Nevertheless, the trader later accompanied him to another post and gave Pike a guide, snowshoes for all his men and a sleigh and two sled dogs for Pike himself.
"What I don't understand is why they didn't shoot Pike and be done with it, because he was so in their face about it, with so few men," Anfinson says.
Amazingly, Pike made it back to St. Louis with all his men. Soon, Gen. James Wilkinson ordered him on another expedition into the Southwest, where Pike again endangered his men's lives through negligence and, on a whim, tried but failed to climb a Colorado mountain that later was named for him.
Pike was captured by the Spanish, likely on purpose, and turned out to be an observant spy, but his career was tainted when his mentor, Wilkinson — "one of history's worst scoundrels," according to the National Park Service — was tried for conspiracy with former Vice President Aaron Burr.
Pike's career rebounded with the advent of the War of 1812, for which he was made a brigadier general.
In 1813, he died in an explosion set by the British in modern-day Toronto. The Americans then burned the town, for which the British retaliated in 1814 by burning the White House and U.S. Capitol.
Pike became a hero, with various counties and towns around the nation named for him; in 1817, the first steamboat to arrive in St.
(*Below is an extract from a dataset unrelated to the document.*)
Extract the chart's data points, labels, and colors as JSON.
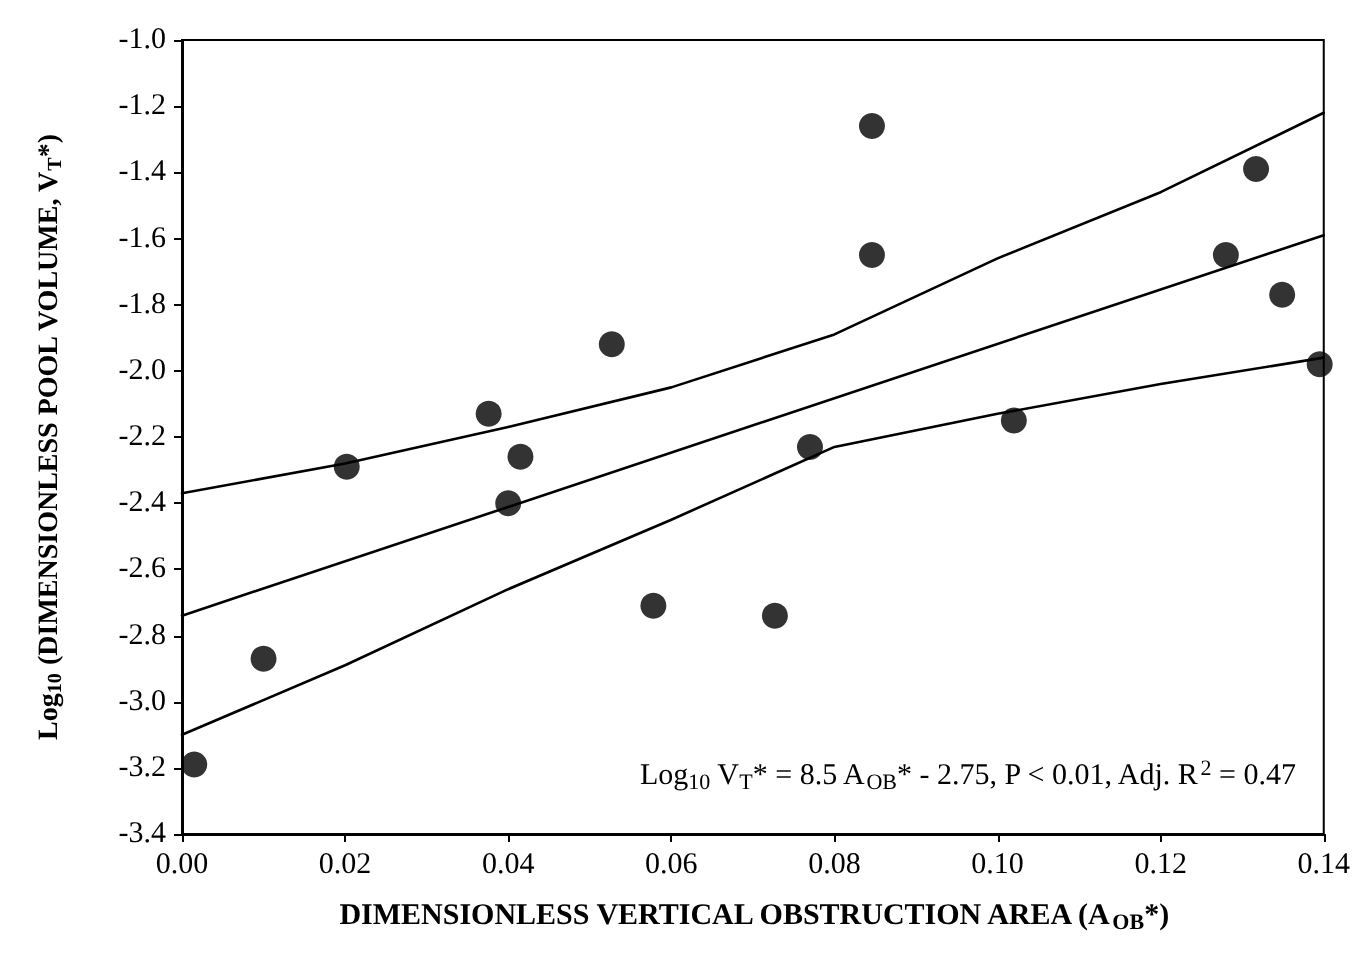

Louis was the Pike.
Then, he was nearly forgotten, except by history buffs. Naturally, they have opinions about this pompous, by-the-book teetotaler who is said to have hidden in the bushes as a young officer to catch his men drinking and ran roughshod over everyone he met.
But what really fascinates them is how the brief appearance of one inexperienced young lieutenant in 1805 shaped the future of an entire state.
"It's a big story," Anfinson says. "It doesn't have to be Lewis and Clark to be important."